We're just returned from our first holiday this year: we spent two weeks on the north west coast of Ireland, in County Donegal. I was going there to look at the place my Irish ancestors left in the 1840's when they emigrated to the West of Scotland. I hoped I would find out a lot more about them, but knew it was unlikely because most of the Irish records were destroyed either in their war of independence or in the civil war that followed. Still, I'm very pleased we went. Bill has always been a bit dubious about the wisdom of a Brit travelling to Northern Ireland, but we had zero bad experiences and found all the Irish people we met to be extremely pleasant.

This involved driving up to catch the ferry at Cairnryan (used to be at Stranrar) from Scotland to Larne, on the east coast of Ireland. We broke our drive somewhere on the coast of southwest Scotland in Galloway. We've joked that if Britain decides to leave the EU then surely Scotland will have another referendum and vote for independence. Then we would have an excuse to move to the southwest coast of Scotland, which is incredibly beautiful and seems to have better weather than we do in the northeast of England. Something about the Gulf Stream I've never got the gist of. 



The campsite was miles from anywhere and there wasn't much to do except walk on the beach and investigate the building (a farm house as it turned out) around the corner. 



An entirely pleasant way to spend the evening.




Tuesday 3 May 2016

Granny Square Addiction

I've discovered my real passion for using yarn (they call it 'wool' over here, even if it's acrylic...I like my term better) is not knitting, but crochet. Specifically granny squares, which are far easier to do in front of the telly because you aim for the spaces, not for the stitches, at least most of the time.





Given that my source of yarn is a knitting group that gets donations of yarn collected by the local Rotary club, it helps if you can use small scraps and this is one of the gifts of granny squares. 




Even while I'm working on one I find myself planning the next! I mainly think of colour combinations I want to use. I make all the centres of the 12 squares then I do the next row of each and so on, as this makes for the most uniform design and I can select thinner or thicker yarns as needed.
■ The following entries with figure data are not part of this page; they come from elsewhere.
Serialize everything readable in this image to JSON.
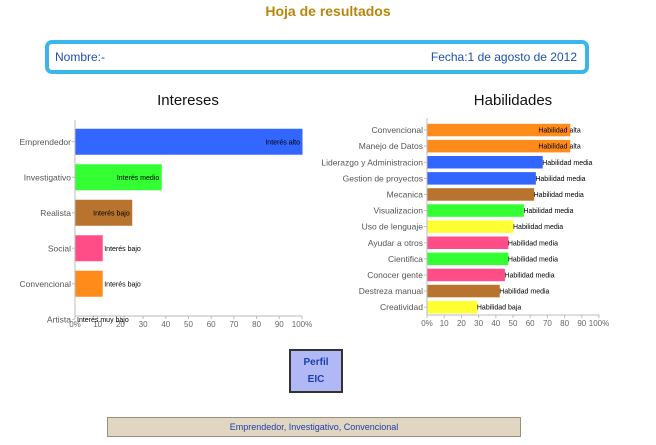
{
  "header": {
    "title": "Hoja de resultados"
  },
  "info": {
    "name": "Nombre:-",
    "date": "Fecha:1 de agosto de 2012"
  },
  "colors": {
    "title": "#b8860b",
    "box_border": "#3ab6ea",
    "text_blue": "#1f4fb0"
  },
  "profile": {
    "line1": "Perfil",
    "line2": "EIC"
  },
  "summary": {
    "text": "Emprendedor, Investigativo, Convencional"
  },
  "chart_data": [
    {
      "type": "bar",
      "orientation": "horizontal",
      "title": "Intereses",
      "categories": [
        "Emprendedor",
        "Investigativo",
        "Realista",
        "Social",
        "Convencional",
        "Artista"
      ],
      "values": [
        100,
        38,
        25,
        12,
        12,
        0
      ],
      "labels": [
        "Interés alto",
        "Interés medio",
        "Interés bajo",
        "Interés bajo",
        "Interés bajo",
        "Interés muy bajo"
      ],
      "colors": [
        "#3366ff",
        "#33ff33",
        "#b8732e",
        "#ff4d88",
        "#ff8c1a",
        "#cccccc"
      ],
      "xlim": [
        0,
        100
      ],
      "ticks": [
        "0%",
        "10",
        "20",
        "30",
        "40",
        "50",
        "60",
        "70",
        "80",
        "90",
        "100%"
      ],
      "grid": false
    },
    {
      "type": "bar",
      "orientation": "horizontal",
      "title": "Habilidades",
      "categories": [
        "Convencional",
        "Manejo de Datos",
        "Liderazgo y Administracion",
        "Gestion de proyectos",
        "Mecanica",
        "Visualizacion",
        "Uso de lenguaje",
        "Ayudar a otros",
        "Cientifica",
        "Conocer gente",
        "Destreza manual",
        "Creatividad"
      ],
      "values": [
        83,
        83,
        67,
        63,
        62,
        56,
        50,
        47,
        47,
        45,
        42,
        29
      ],
      "labels": [
        "Habilidad alta",
        "Habilidad alta",
        "Habilidad media",
        "Habilidad media",
        "Habilidad media",
        "Habilidad media",
        "Habilidad media",
        "Habilidad media",
        "Habilidad media",
        "Habilidad media",
        "Habilidad media",
        "Habilidad baja"
      ],
      "colors": [
        "#ff8c1a",
        "#ff8c1a",
        "#3366ff",
        "#3366ff",
        "#b8732e",
        "#33ff33",
        "#ffff33",
        "#ff4d88",
        "#33ff33",
        "#ff4d88",
        "#b8732e",
        "#ffff33"
      ],
      "xlim": [
        0,
        100
      ],
      "ticks": [
        "0%",
        "10",
        "20",
        "30",
        "40",
        "50",
        "60",
        "70",
        "80",
        "90",
        "100%"
      ],
      "grid": false
    }
  ]
}
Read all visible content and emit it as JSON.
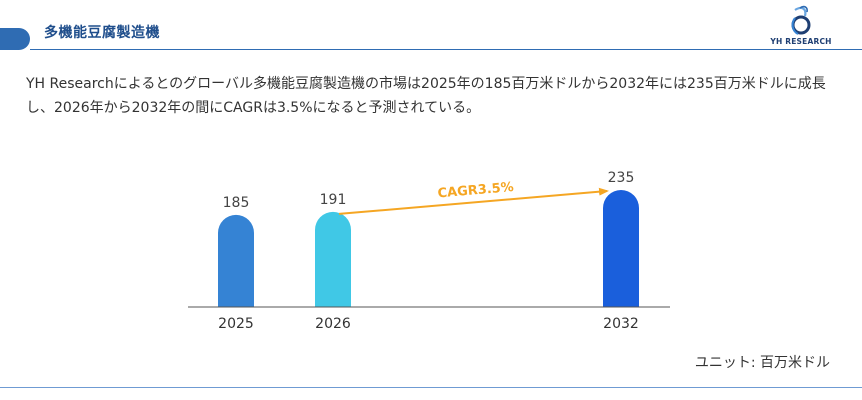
{
  "header": {
    "title": "多機能豆腐製造機",
    "logo_text": "YH RESEARCH"
  },
  "description": "YH Researchによるとのグローバル多機能豆腐製造機の市場は2025年の185百万米ドルから2032年には235百万米ドルに成長し、2026年から2032年の間にCAGRは3.5%になると予測されている。",
  "unit_label": "ユニット: 百万米ドル",
  "colors": {
    "header_blue": "#2f6cb3",
    "bar_2025": "#3583d4",
    "bar_2026": "#40c8e6",
    "bar_2032": "#1a5fdc",
    "cagr": "#f5a623"
  },
  "chart_data": {
    "type": "bar",
    "categories": [
      "2025",
      "2026",
      "2032"
    ],
    "values": [
      185,
      191,
      235
    ],
    "value_labels": [
      "185",
      "191",
      "235"
    ],
    "annotation": {
      "text": "CAGR3.5%",
      "from": "2026",
      "to": "2032"
    },
    "title": "",
    "xlabel": "",
    "ylabel": "",
    "grid": false
  }
}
If I have a very large supply of one sort of yarn it makes things much simpler, but those aren't quite as much fun.






It was a long time before I felt happy taking yarn, my sweaters were so slow in the making I had nothing to show for what I took. Not so with granny square throws. They are small - only about 3 x 4 feet - but then this group knits for babies and children, so that seems appropriate. Just working on them in front of the telly a few evenings a week I can churn one out about every fortnight (two weeks).
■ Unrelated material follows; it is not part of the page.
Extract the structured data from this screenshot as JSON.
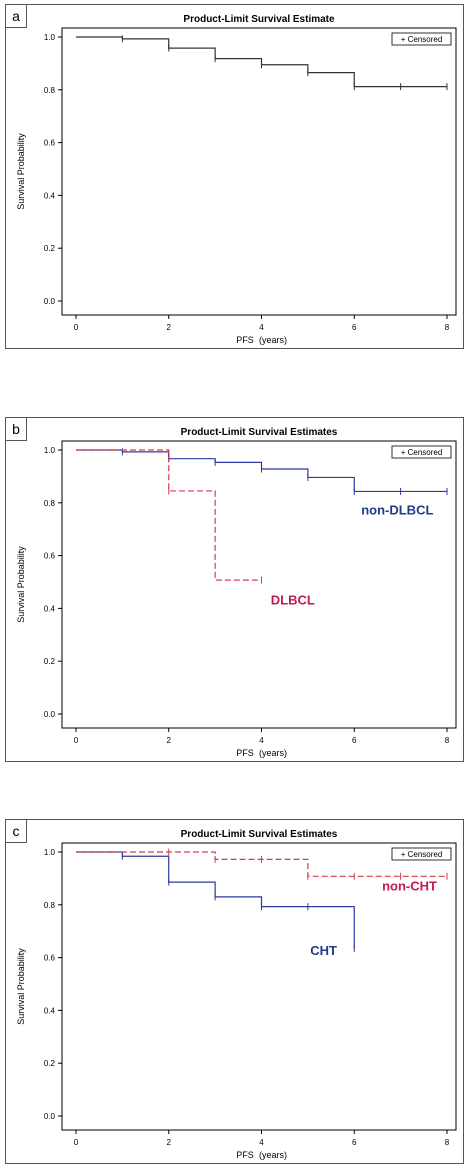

I never thought something with as many holes it would be warm, but I've learned they are, as my creations keep me cozy while I work on them. 




And this last throw - obviously not granny squares - I made somewhere back in the 1980s, I think. I've never used it much, never even finished it properly by trimming the ends. It just gathered dust in the attic and I decided it was time to pass it along.